Following the reconfiguration of Florida House districts in 2012, Jones ran for re-election in the 14th District, which included most of the territory that she had previously represented. She won the nomination of her party uncontested, and in the general election, defeated Libertarian candidate Jonathan Loesche in a landslide, winning 79% of the vote. In 2014, Jones was re-elected without opposition to her fourth and final term in the House.
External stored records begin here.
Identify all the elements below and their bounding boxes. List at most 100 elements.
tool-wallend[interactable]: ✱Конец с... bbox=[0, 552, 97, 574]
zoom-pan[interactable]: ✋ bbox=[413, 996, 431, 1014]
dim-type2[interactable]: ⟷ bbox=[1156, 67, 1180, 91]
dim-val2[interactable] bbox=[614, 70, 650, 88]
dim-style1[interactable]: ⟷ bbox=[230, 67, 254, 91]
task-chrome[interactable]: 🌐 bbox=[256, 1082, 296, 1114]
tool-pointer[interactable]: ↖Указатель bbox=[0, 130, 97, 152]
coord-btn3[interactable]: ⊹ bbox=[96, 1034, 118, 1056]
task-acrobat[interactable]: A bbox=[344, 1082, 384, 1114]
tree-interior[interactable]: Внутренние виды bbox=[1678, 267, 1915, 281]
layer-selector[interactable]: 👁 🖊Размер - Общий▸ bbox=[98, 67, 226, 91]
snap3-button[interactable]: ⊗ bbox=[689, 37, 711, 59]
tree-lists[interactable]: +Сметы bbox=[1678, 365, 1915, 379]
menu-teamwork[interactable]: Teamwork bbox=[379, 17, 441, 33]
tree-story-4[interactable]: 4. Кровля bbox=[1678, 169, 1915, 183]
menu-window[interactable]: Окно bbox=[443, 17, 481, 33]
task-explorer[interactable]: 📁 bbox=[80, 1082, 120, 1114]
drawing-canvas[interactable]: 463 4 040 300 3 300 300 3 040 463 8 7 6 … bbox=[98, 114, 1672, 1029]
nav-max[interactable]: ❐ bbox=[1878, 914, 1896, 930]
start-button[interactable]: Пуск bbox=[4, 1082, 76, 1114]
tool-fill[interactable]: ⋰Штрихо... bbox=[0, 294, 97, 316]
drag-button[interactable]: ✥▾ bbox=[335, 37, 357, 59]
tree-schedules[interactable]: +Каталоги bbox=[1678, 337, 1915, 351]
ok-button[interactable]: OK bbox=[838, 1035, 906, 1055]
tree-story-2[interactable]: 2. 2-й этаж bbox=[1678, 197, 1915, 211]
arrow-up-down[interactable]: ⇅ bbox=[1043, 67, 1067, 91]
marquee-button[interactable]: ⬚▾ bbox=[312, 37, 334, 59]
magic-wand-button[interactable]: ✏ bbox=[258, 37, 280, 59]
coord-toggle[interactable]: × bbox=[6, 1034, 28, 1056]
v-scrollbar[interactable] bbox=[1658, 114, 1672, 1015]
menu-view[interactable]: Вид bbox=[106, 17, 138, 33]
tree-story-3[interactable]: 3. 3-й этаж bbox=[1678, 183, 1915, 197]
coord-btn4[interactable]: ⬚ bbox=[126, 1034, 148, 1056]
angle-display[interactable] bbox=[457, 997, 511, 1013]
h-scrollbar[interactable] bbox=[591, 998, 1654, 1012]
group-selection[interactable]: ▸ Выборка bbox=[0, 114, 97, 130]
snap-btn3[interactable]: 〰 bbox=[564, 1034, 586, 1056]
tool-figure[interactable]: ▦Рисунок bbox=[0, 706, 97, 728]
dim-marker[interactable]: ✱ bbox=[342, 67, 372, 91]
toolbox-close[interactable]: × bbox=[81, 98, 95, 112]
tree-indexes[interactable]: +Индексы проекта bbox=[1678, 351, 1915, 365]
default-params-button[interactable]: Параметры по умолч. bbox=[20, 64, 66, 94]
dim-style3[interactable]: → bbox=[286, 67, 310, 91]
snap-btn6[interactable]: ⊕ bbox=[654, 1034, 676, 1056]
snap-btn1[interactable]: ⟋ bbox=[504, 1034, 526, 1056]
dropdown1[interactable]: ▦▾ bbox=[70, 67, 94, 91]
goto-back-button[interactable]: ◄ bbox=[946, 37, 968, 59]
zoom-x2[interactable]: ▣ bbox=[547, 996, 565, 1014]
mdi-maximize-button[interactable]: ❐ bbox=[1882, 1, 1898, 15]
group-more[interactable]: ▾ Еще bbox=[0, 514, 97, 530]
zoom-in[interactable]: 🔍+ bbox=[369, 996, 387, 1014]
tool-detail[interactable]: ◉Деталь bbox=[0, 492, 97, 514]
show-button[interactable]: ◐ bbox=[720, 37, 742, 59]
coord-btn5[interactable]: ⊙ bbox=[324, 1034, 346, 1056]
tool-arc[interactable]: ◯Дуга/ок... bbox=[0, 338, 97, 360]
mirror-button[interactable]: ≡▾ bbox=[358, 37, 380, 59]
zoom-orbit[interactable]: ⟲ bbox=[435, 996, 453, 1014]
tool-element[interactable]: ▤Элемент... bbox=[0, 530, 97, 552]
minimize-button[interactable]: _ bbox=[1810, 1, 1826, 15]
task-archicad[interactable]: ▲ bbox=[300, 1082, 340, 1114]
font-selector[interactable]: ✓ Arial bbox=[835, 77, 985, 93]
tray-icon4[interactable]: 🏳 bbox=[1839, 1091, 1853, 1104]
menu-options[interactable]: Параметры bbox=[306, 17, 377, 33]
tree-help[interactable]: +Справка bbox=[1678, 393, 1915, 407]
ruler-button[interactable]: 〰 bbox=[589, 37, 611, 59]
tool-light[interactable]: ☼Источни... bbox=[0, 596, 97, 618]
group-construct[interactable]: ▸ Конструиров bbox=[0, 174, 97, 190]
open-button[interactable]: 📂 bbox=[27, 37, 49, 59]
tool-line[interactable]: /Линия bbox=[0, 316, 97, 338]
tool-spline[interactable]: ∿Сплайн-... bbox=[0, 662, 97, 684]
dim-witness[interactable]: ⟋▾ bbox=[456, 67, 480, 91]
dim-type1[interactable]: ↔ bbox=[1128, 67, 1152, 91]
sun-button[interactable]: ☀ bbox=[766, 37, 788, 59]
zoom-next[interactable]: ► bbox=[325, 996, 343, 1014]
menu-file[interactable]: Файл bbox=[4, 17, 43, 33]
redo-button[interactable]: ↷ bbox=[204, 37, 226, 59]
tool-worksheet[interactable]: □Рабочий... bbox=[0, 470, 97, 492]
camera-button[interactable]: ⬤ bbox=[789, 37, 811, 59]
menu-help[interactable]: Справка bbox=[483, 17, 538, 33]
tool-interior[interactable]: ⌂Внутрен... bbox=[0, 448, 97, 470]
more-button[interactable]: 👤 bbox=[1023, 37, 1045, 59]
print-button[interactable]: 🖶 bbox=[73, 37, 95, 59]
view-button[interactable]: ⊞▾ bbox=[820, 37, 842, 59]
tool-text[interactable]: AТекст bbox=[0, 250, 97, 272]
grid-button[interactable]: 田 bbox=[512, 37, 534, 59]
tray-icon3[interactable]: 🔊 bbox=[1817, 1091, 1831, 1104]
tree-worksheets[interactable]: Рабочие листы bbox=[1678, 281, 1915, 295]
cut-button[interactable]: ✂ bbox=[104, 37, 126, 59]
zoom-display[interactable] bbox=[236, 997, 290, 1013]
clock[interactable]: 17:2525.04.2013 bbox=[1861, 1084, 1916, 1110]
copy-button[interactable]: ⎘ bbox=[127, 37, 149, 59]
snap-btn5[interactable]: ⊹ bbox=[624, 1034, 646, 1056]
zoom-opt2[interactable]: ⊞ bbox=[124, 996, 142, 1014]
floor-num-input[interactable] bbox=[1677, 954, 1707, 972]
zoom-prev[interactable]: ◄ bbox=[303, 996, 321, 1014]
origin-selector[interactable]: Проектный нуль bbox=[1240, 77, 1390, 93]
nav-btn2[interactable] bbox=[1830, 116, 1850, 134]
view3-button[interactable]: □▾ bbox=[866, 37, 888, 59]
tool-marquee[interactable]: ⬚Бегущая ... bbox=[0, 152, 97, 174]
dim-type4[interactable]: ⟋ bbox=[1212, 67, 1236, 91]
Florida HD 14 map (2012 redistricting)

While serving in the legislature, Jones ran against State Representative Darryl Rouson of St. Petersburg for the position of Democratic floor leader for the 2014-2016 term. In a closely contested vote, she narrowly lost to Rouson, receiving the votes of 21 of her colleagues to Rouson's 23. Just months later, Rouson was ousted as floor leader by a majority vote of the Democratic caucus. Jones was mentioned as a potential candidate to succeed him, but she ultimately declined to run. During the debate over expanding Medicaid as provided for under the Patient Protection and Affordable Care Act, Jones proposed a plan that "would have implemented Medicaid expansion as offered under the Affordable Care Act," which "gave Democrats a public stage to extol the virtues of Medicaid expansion, which would bring $51 billion in federal money over the next decade and cost the state $3.5 billion over that time," though the plan ultimately failed. When the legislature passed legislation that aimed to speed up executions of prisoners on death row, Jones strongly opposed the legislation because many death row inmates have been exonerated, noting, "The one thing that you cannot take back is if you put a person to death, you can't bring them back to life. If you put a person to death and that person is innocent, that's one innocent life too many." Additionally, when the House was debating legislation that would "require a doctor to sign an affidavit that a woman is not seeking an abortion based on sex or gender," Jones declared that it was a "bald-faced lie" that the bill's advocates was supporting the legislation to oppose discrimination against minorities and women.

Due to term limits, she was not eligible for re-election in 2016.